In Italia negli anni venti e trenta, mancò la determinazione ed il coraggio di mutare la psicotecnica in psicosociologia, a causa di fattori politici, della scarsa penetrazione della psicanalisi, della mancanza di strumenti essenziali come la ricerca e la scuola; questo fatto indusse gli psicologi ad allontanarsi dal mondo del lavoro, per rientrarvi solo nel secondo dopoguerra.
Il 16 maggio 1961 nacque a Milano “l’Associazione per la psicologia italiana del lavoro”, nella duplice veste di coordinatrice delle esperienze e delle professionalità degli psicologi e di sensibilizzatrice degli enti e degli ambienti interessati e coinvolti nello studio e nella ricerca.

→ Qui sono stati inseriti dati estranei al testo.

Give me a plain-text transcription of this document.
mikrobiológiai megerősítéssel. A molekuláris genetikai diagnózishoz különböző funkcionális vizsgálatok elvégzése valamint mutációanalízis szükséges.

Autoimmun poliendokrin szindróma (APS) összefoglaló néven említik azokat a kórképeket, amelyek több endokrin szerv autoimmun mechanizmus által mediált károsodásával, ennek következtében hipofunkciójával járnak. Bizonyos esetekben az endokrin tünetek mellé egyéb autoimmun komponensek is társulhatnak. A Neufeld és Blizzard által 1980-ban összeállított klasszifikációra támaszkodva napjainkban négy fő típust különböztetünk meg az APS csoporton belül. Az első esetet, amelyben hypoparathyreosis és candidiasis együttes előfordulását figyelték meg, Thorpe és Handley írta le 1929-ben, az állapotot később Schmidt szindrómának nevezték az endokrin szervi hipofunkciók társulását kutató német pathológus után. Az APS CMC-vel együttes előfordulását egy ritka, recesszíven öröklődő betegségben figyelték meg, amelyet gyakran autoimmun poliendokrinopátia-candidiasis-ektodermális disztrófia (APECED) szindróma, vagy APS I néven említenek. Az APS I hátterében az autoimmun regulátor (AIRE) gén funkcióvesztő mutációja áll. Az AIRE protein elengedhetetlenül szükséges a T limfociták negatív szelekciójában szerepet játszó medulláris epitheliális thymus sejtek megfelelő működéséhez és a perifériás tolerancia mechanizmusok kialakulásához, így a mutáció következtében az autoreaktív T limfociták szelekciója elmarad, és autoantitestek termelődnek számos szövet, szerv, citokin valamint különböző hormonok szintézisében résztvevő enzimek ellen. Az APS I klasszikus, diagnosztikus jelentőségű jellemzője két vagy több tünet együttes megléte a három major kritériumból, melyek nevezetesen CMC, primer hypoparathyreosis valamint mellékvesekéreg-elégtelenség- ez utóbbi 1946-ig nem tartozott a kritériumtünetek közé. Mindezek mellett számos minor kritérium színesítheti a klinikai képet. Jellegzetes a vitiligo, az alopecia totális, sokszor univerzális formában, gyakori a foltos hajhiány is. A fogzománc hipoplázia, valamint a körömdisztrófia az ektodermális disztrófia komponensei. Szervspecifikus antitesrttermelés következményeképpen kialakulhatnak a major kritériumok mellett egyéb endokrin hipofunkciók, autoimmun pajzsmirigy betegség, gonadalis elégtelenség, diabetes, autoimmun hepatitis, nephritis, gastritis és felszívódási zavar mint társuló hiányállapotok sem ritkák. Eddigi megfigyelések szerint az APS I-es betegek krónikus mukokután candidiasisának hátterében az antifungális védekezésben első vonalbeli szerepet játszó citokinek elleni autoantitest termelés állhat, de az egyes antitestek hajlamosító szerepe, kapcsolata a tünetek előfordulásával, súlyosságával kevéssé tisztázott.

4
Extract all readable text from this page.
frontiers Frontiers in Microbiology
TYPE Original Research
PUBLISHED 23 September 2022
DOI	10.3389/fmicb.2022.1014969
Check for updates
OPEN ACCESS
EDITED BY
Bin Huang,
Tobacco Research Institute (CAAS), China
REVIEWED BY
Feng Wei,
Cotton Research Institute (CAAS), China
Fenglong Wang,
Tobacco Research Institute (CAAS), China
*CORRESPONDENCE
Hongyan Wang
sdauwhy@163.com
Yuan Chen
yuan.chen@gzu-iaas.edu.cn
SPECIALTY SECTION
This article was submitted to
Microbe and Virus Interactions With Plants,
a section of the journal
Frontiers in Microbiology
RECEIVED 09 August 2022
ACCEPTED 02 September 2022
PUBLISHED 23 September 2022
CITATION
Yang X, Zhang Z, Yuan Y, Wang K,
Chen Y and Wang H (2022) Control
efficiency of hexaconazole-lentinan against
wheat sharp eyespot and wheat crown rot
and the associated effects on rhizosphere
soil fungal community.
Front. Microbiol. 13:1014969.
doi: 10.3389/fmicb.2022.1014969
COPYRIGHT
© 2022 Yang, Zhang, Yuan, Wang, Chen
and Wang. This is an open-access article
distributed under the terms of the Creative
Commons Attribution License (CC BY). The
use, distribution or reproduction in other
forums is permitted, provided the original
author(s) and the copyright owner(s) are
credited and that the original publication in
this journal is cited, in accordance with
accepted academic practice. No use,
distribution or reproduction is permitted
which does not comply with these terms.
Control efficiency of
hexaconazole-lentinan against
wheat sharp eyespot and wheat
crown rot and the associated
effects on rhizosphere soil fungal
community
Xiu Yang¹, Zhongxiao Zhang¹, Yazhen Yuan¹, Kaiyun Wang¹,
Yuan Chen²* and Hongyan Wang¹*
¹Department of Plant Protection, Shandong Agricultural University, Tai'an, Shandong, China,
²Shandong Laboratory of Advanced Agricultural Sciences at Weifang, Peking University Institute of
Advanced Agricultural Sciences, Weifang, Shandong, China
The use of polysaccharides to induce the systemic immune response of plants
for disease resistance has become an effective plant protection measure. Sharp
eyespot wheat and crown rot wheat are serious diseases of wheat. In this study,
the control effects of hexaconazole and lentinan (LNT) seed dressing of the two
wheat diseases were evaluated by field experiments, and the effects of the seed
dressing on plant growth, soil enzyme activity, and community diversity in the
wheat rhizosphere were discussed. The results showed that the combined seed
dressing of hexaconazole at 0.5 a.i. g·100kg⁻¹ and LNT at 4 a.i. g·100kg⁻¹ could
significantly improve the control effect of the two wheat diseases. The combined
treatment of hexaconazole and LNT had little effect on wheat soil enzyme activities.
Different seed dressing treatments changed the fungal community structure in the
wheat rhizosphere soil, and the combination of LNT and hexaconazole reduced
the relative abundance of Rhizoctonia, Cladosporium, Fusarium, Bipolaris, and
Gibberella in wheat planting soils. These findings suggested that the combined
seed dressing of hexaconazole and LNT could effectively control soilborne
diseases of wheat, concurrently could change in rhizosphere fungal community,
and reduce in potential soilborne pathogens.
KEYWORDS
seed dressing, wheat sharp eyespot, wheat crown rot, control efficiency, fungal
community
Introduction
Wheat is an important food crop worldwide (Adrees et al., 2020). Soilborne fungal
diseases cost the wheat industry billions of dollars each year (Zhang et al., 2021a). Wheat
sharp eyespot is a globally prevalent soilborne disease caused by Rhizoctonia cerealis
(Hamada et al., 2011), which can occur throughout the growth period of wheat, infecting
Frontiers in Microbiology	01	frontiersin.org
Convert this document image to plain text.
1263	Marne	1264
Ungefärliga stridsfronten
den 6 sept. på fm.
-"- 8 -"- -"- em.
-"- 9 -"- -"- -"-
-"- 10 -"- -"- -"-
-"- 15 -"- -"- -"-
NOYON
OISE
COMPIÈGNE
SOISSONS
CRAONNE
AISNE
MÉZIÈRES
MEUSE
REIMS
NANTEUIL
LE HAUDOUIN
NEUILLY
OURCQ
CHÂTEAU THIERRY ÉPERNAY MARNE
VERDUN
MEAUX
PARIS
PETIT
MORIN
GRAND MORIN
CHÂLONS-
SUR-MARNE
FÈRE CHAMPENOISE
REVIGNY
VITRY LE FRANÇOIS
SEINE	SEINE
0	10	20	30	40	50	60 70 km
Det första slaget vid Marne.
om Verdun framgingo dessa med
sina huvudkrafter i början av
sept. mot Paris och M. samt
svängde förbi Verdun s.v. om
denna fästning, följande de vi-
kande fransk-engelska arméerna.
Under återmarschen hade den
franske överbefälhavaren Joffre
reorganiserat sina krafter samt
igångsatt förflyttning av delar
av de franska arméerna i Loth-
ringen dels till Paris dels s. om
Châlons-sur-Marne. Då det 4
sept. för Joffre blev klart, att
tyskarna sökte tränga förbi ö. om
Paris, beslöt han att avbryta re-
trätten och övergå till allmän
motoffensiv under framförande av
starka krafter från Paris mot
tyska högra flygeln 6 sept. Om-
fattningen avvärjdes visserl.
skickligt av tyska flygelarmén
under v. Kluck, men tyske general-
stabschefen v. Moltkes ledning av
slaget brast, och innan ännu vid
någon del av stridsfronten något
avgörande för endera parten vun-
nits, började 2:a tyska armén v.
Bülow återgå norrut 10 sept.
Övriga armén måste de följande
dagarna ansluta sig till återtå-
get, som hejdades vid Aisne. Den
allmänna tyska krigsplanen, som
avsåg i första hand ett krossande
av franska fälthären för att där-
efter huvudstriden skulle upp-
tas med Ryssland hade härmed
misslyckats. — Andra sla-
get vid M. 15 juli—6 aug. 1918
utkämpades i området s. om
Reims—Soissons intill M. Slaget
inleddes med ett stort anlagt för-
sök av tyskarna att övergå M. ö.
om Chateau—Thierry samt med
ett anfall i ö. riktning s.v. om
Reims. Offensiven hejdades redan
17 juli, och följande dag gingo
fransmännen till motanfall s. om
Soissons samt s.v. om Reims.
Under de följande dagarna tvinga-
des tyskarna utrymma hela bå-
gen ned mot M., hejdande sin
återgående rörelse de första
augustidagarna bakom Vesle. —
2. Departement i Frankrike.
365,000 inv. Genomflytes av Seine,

Dalla seconda metà degli anni settanta la psicologia affronta le contraddizioni del mondo del lavoro, cercando di intervenire con competenza in ambiti interdisciplinari che riguardano sempre più l'ergonomia aziendale, cioè il macrosistema uomo-ambiente, uomo-macchina e uomo-uomo; i nuovi contratti sociali, i nuovi criteri e metodi lavorativi, la flessibilità impellente, le motivazioni del lavoratore, il rimescolamento e la nascita di nuove categorie e figure aziendali, la diffusione dei "quadri", la recessione della figura operaia, la dilagante automazione, le crisi economico-finanziarie e occupazionali.
COMMENTO PERSONALE:
MARTI, CAMI, MYRI.
Abbiamo notato inoltre che vi è una necessità fra collaboratori di legarsi tra loro tramite rapporti sociali, che rendano soddisfacente e più appassionante svolgere il loro lavoro: il luogo di lavoro diventa cosi un luogo di socializzazione.